Unknown flipper-slapper

It seemed as though we had moved into a particularly productive area as a humpback named Gunslinger started to feed, lunging though bubble clouds at the surface with a wide-open mouth, accommodating hundreds of gallons of food and water. Billions of sand lance could be seen right below the surface of the water. These six-inch long fish were doomed to be the lunch of the forty ton humpback whale right nearby!

Gunslinger flukes near the bow

Sensing the presence of food, a male humpback named Alpha joined the area, and after they had their fill, they headed towards several fin whales that were lunging through schools of fish nearby. Fin whales feed on the same food as the humpbacks, generally, but do so in different ways. Rather than using bubbles to corral the fish, they use great bursts of speed and side-lunges to gulp down large quantities of sand lance!

Meanwhile, on the midday trip on the Dolphin VIII, Weave was observed with Filament and her calf, slowly heading north. Toward the center of Stellwagen Bank, five humpback whales, including Anchor and her calf, as well as Valley and her calf, appeared to be feeding at depth, as bubbles appeared at the surface in the absence of surface lunges. Humpback whales frequently blow bubbles to corral their food, although sometimes calves will blow bubbles as a play behavior, possibly as a practice for future uses in feeding.

September 14th was another spectacular day for humpback whale calf activity as Fern’s calf lobtailed for the passengers aboard the Dolphin VII.

Fern’s calf lobtails

Later, Filament’s calf was rolling on its back, revealing the ventral pleats, or rorquals, on the underside of its body.

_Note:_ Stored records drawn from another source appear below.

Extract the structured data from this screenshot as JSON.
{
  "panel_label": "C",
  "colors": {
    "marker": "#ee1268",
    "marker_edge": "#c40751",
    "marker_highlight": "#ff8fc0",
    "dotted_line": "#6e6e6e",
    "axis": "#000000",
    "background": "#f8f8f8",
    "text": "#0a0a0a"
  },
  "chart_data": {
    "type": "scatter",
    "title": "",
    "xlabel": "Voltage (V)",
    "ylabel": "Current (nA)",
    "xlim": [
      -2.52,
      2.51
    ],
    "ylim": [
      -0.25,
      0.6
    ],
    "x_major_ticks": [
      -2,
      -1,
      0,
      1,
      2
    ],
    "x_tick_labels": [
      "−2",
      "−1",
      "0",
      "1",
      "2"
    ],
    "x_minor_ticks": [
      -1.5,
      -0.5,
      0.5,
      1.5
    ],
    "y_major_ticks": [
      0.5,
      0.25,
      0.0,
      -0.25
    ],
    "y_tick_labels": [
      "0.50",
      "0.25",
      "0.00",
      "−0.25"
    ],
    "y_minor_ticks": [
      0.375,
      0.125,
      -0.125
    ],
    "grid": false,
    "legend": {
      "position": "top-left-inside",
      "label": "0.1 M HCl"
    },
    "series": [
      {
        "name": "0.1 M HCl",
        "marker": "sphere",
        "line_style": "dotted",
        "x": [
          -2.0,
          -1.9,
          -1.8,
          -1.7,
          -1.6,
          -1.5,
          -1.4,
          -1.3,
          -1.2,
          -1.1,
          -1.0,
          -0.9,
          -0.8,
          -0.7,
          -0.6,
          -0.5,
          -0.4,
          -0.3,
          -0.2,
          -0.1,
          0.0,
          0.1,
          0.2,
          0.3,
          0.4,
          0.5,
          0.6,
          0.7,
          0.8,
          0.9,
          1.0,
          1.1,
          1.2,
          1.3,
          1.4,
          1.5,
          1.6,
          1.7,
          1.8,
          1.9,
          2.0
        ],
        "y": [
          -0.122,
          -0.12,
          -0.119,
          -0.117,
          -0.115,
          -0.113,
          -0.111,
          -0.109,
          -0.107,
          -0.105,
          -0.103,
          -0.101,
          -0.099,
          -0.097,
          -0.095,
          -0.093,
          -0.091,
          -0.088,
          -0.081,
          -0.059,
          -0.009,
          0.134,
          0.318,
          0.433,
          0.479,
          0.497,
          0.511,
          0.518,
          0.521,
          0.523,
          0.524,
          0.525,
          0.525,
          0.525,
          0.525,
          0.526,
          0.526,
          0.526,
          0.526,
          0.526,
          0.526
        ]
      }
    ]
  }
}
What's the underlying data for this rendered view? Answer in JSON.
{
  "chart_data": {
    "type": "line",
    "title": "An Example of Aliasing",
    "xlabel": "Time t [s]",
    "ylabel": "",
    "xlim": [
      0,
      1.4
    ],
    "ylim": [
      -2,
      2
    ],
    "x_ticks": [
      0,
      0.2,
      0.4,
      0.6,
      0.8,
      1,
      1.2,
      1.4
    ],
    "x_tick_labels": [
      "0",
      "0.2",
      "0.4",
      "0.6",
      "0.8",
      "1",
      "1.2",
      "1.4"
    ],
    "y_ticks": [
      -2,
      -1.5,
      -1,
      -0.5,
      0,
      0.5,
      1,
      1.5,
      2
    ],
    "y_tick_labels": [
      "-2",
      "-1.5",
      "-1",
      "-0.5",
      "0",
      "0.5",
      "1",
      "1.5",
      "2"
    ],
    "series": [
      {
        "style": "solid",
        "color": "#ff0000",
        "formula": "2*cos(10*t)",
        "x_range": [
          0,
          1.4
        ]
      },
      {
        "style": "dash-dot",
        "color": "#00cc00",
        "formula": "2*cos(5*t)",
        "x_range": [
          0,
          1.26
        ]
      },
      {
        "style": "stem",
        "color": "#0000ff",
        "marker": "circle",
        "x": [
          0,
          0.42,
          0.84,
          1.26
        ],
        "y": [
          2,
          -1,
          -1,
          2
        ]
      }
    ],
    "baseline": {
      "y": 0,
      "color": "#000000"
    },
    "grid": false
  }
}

Filament’s calf rolls upside-down!

Salt, the first humpback in the Gulf of Maine to be named was also spotted. The last time we saw Salt she was in the presence of another mature female named Cardhu, but in typical humpback fashion, they have ended their association and gone their separate ways. Salt is a favorite whale for the Dolphin Fleet, and was even named by a Dolphin Fleet captain! Seeing her back in the area was certainly a treat for the end of this beautiful week of whale watching.